Kommissar Waski übernahm die Gesprächsführung: „Ein Toter mit zwei Köpfen ist natürlich Unsinn. Richtig ist aber: Wir haben zwei auf den ersten Blick völlig gleiche Köpfe, was auf Zwillinge schließen lässt. Aber nur zu einem der Köpfe haben wir auch den restlichen Körper. Es stellen sich daher folgende Fragen:

Wer ist der tote Zwillingsbruder von Friedrich Stegel?

Wo kommt er her?

Wie kam er zu Tode?

Wer hat seinen Kopf abgetrennt und warum?

Vor allem aber: Wo ist der restliche Leichnam?

In diese Richtung haben wir heute früh überhaupt nicht gedacht, weil wir fälschlicherweise angenommen hatten, dass der gefundene Kopf zu Friedrich Stegel gehört. Der Torso seines Zwillingsbruders kann sich also durchaus in einer der anderen Mülltonnen befunden haben, was, wenn er weiter unten lag, nicht bemerkt wurde. Wir werden daher als erstes den Weg des heute eingesammelten Biomülls verfolgen müssen und morgen in aller früh mit Leichensuchhunden die Deponie auf den Kopf stellen.

Über das weitere Vorgehen entscheiden wir auch morgen früh. Ich halte eine Reihe von Befragungen für notwendig.

Für 8:00 Uhr werde ich eine Dienstbesprechung anberaumen.

Der Leichnam von Friedrich Stegel wird in die Gerichtsmedizin nach Frankfurt überführt.

Dr. Bruns wird sicher einen ausführlichen DNA-Abgleich mit dem heute früh gefunden Kopf durchführen wollen. Außerdem habe ich seinen Verdacht bezüglich einer möglichen Vergiftung noch im Hinterkopf.

Ich hoffe, die Staatsanwaltschaft ist mit meinen Entscheidungen einverstanden.“

Lutz Waski erntete ein zustimmendes Kopfnicken.

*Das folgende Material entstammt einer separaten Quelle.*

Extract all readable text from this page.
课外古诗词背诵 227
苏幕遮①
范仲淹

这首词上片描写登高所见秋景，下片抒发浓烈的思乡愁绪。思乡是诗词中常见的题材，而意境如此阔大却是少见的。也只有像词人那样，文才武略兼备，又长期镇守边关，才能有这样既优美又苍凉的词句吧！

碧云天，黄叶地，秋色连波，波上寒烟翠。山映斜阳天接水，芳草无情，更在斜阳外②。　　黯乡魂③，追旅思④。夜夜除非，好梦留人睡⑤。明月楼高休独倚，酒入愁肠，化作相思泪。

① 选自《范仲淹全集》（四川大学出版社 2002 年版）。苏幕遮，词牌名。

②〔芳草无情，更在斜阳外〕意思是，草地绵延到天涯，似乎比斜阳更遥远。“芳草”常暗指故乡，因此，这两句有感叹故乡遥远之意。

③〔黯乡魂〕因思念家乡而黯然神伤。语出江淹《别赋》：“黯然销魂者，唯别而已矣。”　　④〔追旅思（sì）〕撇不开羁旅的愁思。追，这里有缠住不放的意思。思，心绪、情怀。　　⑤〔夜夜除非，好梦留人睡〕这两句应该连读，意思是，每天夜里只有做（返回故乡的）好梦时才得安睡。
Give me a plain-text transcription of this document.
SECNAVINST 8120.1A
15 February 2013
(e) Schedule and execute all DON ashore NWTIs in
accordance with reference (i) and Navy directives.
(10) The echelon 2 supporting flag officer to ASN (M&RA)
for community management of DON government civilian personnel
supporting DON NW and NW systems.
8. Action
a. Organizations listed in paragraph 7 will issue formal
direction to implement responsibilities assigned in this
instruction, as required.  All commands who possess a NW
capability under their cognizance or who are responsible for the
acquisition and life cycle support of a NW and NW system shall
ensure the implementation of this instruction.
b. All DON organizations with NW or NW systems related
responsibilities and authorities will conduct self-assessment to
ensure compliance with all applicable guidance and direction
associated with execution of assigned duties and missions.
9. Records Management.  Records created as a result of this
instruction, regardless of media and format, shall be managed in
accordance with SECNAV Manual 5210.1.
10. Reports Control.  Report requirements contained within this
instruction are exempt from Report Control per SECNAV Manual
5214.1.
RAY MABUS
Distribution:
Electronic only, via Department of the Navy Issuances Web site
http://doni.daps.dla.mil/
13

Dann wurde das Grab wieder verschlossen, so dass auf den ersten Blick nicht zu erkennen war, dass sich überhaupt kein Sarg darin befand.

Bevor man auseinander ging, forderte Kommissar Waski alle auf, über das gesamte Geschehen absolutes Stillschweigen zu bewahren, vor allem über die Tatsache, dass zwei identische menschliche Köpfe im Spiel sind.

Man trennte sich. Lutz Waski fuhr nach Hause, um von dort aus seinem Chef einen ausführlichen Bericht zu liefern und mit ihm das weitere Vorgehen zu beraten.

5.

Dienstag, 22. Juli; 7:30 Uhr

Im Büro des Kriminalrats Torsten Haase saß dieser mit seinem Hauptkommissar Lutz Waski an einem kleinen runden Tisch.

Lutz, der Leiter der Abteilung Gewaltverbrechen, informierte zusätzlich zum gestrigen Telefongespräch seinen Chef in aller Ausführlichkeit über die Exhumierung von Friedrich Stegel. Dabei meinte Lutz Waski, es sei ein Fehler von ihm gewesen, nicht auf einer Untersuchung der restlichen Biomülltonnen in Park 45 bestanden zu haben.